19.11.2019 22:50 di Matteo Ferri   Vedi letture
© foto di Stefano Sartore
Rimini, Colella: "Squadra sfiduciata, ma situazione non è irrecuperabile"

Conferenza stampa di presentazione per Giovanni Colella, neo tecnico del Rimini subentrato all'esonerato Renato Cioffi, al quale è costata cara la sconfitta interna contro l'Arzignano che ha fatto scivolare i biancorossi al terz'ultimo posto: "La mia presenza qui è dovuta a un momento negativo, dunque il mio primo pensiero va a chi c'era prima di me. Nel corso degli anni ho pensato tante volte che Rimini potesse essere una destinazione possibile e nonostante altre chiamate non ho esitato ad accettare una piazza importante come questa. Determinante nella scelta anche la conoscenza del direttore, la stima reciproca che ci lega, se ho la possibilità di lavorare con persone che stimo riesco a dare il massimo. Ho avuto il piacere di trovare nel presidente una persona che ha a cuore le sorti della società e della squadra, un uomo che nonostante l'impegno è bistrattato anche se non lo merita. Io punto sugli uomini, con le persone giuste credo si possa andare lontano". Colella ha poi illustrato il suo credo tattico: "Non è tanto un problema di moduli, io credo che una squadra debba avere innanzitutto una strategia. Un allenatore che subentra non può cambiare tutto e subito, in pochi giorni deve cercare di ottenere il massimo.

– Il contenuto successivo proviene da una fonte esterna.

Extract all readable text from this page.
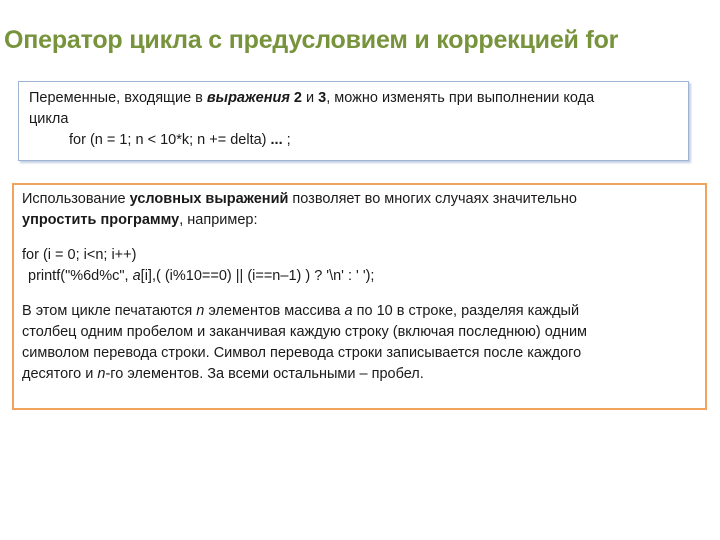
Оператор цикла с предусловием и коррекцией for
Переменные, входящие в выражения 2 и 3, можно изменять при выполнении кода
цикла
for (n = 1; n < 10*k; n += delta) ... ;
Использование условных выражений позволяет во многих случаях значительно
упростить программу, например:
for (i = 0; i<n; i++)
printf("%6d%c", a[i],( (i%10==0) || (i==n–1) ) ? '\n' : ' ');
В этом цикле печатаются n элементов массива a по 10 в строке, разделяя каждый
столбец одним пробелом и заканчивая каждую строку (включая последнюю) одним
символом перевода строки. Символ перевода строки записывается после каждого
десятого и n-го элементов. За всеми остальными – пробел.
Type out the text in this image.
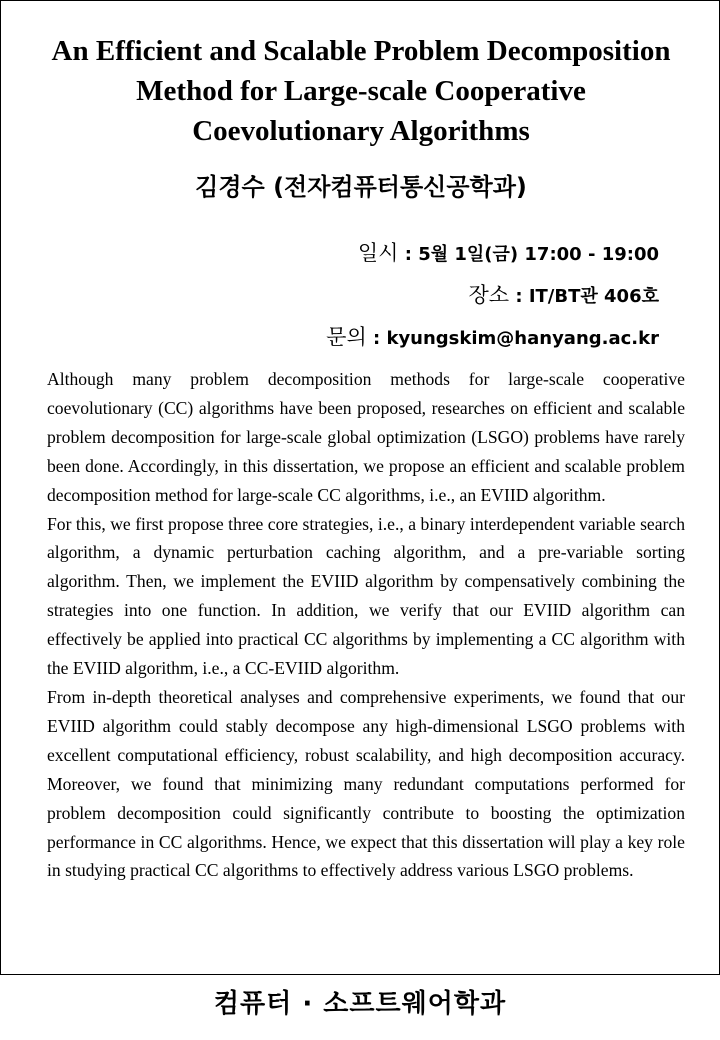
An Efficient and Scalable Problem Decomposition
Method for Large-scale Cooperative
Coevolutionary Algorithms
김경수 (전자컴퓨터통신공학과)
일시 : 5월 1일(금) 17:00 - 19:00
장소 : IT/BT관 406호
문의 : kyungskim@hanyang.ac.kr

Although many problem decomposition methods for large-scale cooperative coevolutionary (CC) algorithms have been proposed, researches on efficient and scalable problem decomposition for large-scale global optimization (LSGO) problems have rarely been done. Accordingly, in this dissertation, we propose an efficient and scalable problem decomposition method for large-scale CC algorithms, i.e., an EVIID algorithm.

For this, we first propose three core strategies, i.e., a binary interdependent variable search algorithm, a dynamic perturbation caching algorithm, and a pre-variable sorting algorithm. Then, we implement the EVIID algorithm by compensatively combining the strategies into one function. In addition, we verify that our EVIID algorithm can effectively be applied into practical CC algorithms by implementing a CC algorithm with the EVIID algorithm, i.e., a CC-EVIID algorithm.

From in-depth theoretical analyses and comprehensive experiments, we found that our EVIID algorithm could stably decompose any high-dimensional LSGO problems with excellent computational efficiency, robust scalability, and high decomposition accuracy. Moreover, we found that minimizing many redundant computations performed for problem decomposition could significantly contribute to boosting the optimization performance in CC algorithms. Hence, we expect that this dissertation will play a key role in studying practical CC algorithms to effectively address various LSGO problems.

컴퓨터 · 소프트웨어학과
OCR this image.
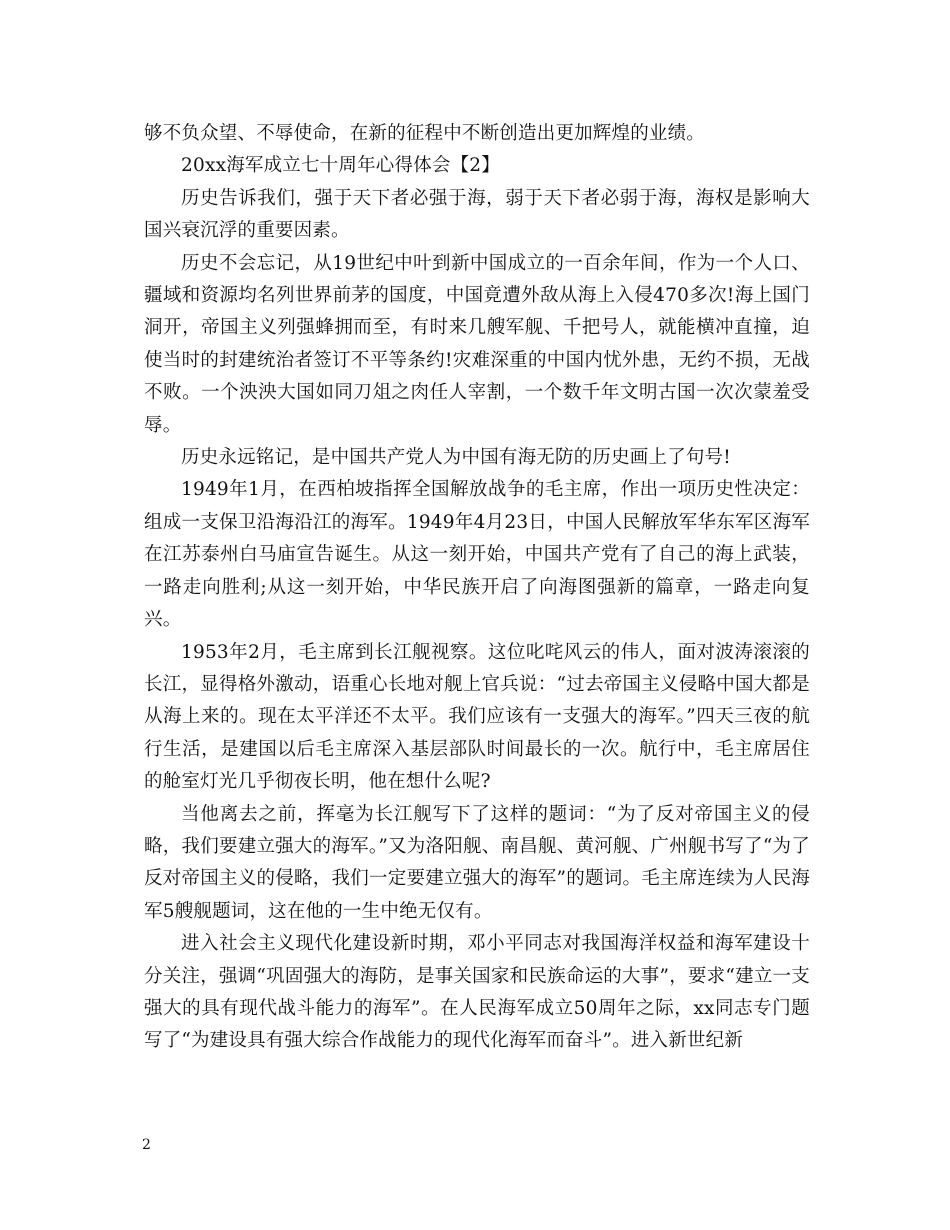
够不负众望、不辱使命，在新的征程中不断创造出更加辉煌的业绩。

20xx海军成立七十周年心得体会【2】

历史告诉我们，强于天下者必强于海，弱于天下者必弱于海，海权是影响大国兴衰沉浮的重要因素。

历史不会忘记，从19世纪中叶到新中国成立的一百余年间，作为一个人口、疆域和资源均名列世界前茅的国度，中国竟遭外敌从海上入侵470多次!海上国门洞开，帝国主义列强蜂拥而至，有时来几艘军舰、千把号人，就能横冲直撞，迫使当时的封建统治者签订不平等条约!灾难深重的中国内忧外患，无约不损，无战不败。一个泱泱大国如同刀俎之肉任人宰割，一个数千年文明古国一次次蒙羞受辱。

历史永远铭记，是中国共产党人为中国有海无防的历史画上了句号!

1949年1月，在西柏坡指挥全国解放战争的毛主席，作出一项历史性决定：组成一支保卫沿海沿江的海军。1949年4月23日，中国人民解放军华东军区海军在江苏泰州白马庙宣告诞生。从这一刻开始，中国共产党有了自己的海上武装，一路走向胜利;从这一刻开始，中华民族开启了向海图强新的篇章，一路走向复兴。

1953年2月，毛主席到长江舰视察。这位叱咤风云的伟人，面对波涛滚滚的长江，显得格外激动，语重心长地对舰上官兵说：“过去帝国主义侵略中国大都是从海上来的。现在太平洋还不太平。我们应该有一支强大的海军。”四天三夜的航行生活，是建国以后毛主席深入基层部队时间最长的一次。航行中，毛主席居住的舱室灯光几乎彻夜长明，他在想什么呢?

当他离去之前，挥毫为长江舰写下了这样的题词：“为了反对帝国主义的侵略，我们要建立强大的海军。”又为洛阳舰、南昌舰、黄河舰、广州舰书写了“为了反对帝国主义的侵略，我们一定要建立强大的海军”的题词。毛主席连续为人民海军5艘舰题词，这在他的一生中绝无仅有。

进入社会主义现代化建设新时期，邓小平同志对我国海洋权益和海军建设十分关注，强调“巩固强大的海防，是事关国家和民族命运的大事”，要求“建立一支强大的具有现代战斗能力的海军”。在人民海军成立50周年之际，xx同志专门题写了“为建设具有强大综合作战能力的现代化海军而奋斗”。进入新世纪新

2
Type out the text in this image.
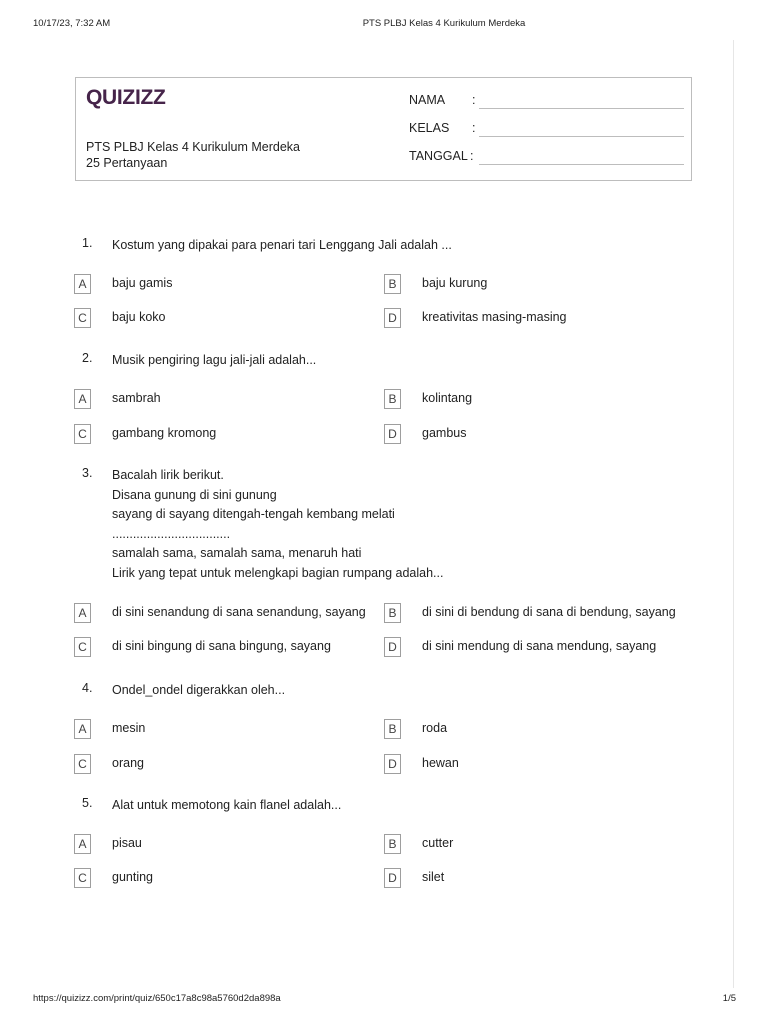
10/17/23, 7:32 AM	PTS PLBJ Kelas 4 Kurikulum Merdeka
QUIZIZZ
PTS PLBJ Kelas 4 Kurikulum Merdeka
25 Pertanyaan
NAMA :
KELAS :
TANGGAL :
1. Kostum yang dipakai para penari tari Lenggang Jali adalah ...
A	baju gamis	B	baju kurung
C	baju koko	D	kreativitas masing-masing
2. Musik pengiring lagu jali-jali adalah...
A	sambrah	B	kolintang
C	gambang kromong	D	gambus
3. Bacalah lirik berikut.
Disana gunung di sini gunung
sayang di sayang ditengah-tengah kembang melati
..................................
samalah sama, samalah sama, menaruh hati
Lirik yang tepat untuk melengkapi bagian rumpang adalah...
A	di sini senandung di sana senandung, sayang	B	di sini di bendung di sana di bendung, sayang
C	di sini bingung di sana bingung, sayang	D	di sini mendung di sana mendung, sayang
4. Ondel_ondel digerakkan oleh...
A	mesin	B	roda
C	orang	D	hewan
5. Alat untuk memotong kain flanel adalah...
A	pisau	B	cutter
C	gunting	D	silet
https://quizizz.com/print/quiz/650c17a8c98a5760d2da898a	1/5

Ho visto una squadra chiaramente un poco sfiduciata ma un gruppo nel complesso ben preparato. Sicuramente non è una situazione irrecuperabile, abbiamo tutto il tempo per farlo, a cominciare dalla gara di domenica. Io non credo che affrontare il Padova sia più difficille che misurarsi con l'Imolese, è una sfida che possiamo giocarci, anzi molto spesso affrontare avversari di questo calibro è meglio perchè libera la mente. Abbiamo 12 punti, con questi retrocediamo, dunque dobbiamo pensare a fare punti ovunque e contro chiunque. Pensiamo a una gara per volta, a cominciare da domenica. Occorre trovare un po' di fiducia, è peggio una squadra che pensa di essere scarsa di una squadra scarsa".